We reverse the Court of Appeals’ holding that Smiley merely alleged “temporary inconvenience,” and that his allegations are insufficient.  Smiley’s affidavit demonstrates that he has a direct stake in the permitting decision, and therefore he sufficiently alleges standing.  Lujan, supra; Sea Pines, supra.

The Court of Appeals went on to discuss the Public Trust Doctrine and beach renourishment statutes, and conclude that “The excavation of sand does not substantially impair the public interest and is within the State’s policy of preserving and restoring its beaches, thus [Smiley] has failed to demonstrate how the permit would violate these protections.”  We vacate, in its entirety, this speculative ruling on the merits of Smiley’s claims, which are not germane to the standing issue.

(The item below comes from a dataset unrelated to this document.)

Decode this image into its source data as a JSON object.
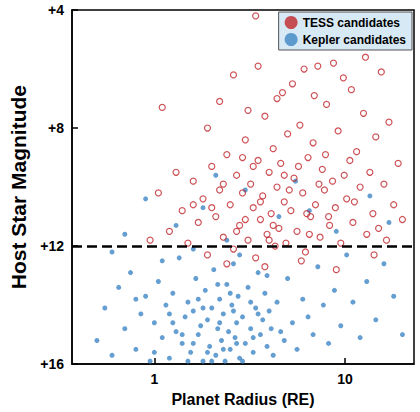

We reverse the Court of Appeals’ decision affirming the rulings that Smiley lacked standing to challenge the Wild Dunes permit, and remand the matter to the ALCD for further proceedings.



[1] Wild Dunes and OCRM have filed a joint brief in this matter.  We will refer to the respondents as OCRM in the opinion.

[2] The statutory scheme was substantially altered in 2006 to conform to the new ALJ/Court of Appeals appellate review scheme.  See 2006 Act No. 387.

[3] We note that Sea Pines did not involve a finding of permanent injury with a concomitant denial of standing.  Rather, the Court held the plaintiffs presented no evidence that their interest in viewing wildlife would be diminished by the permits, and thus failed to demonstrate “any particularized harm.”  Sea Pines, at 606, 550 S.E.2d at 292.  Moreover, the Court held that, assuming the Sea Pines plaintiffs had shown an injury, they “failed to present evidence the injury would be redressed by a favorable decision….,” Id., that is, they failed to meet the third Lujan standing requirement as well as the first.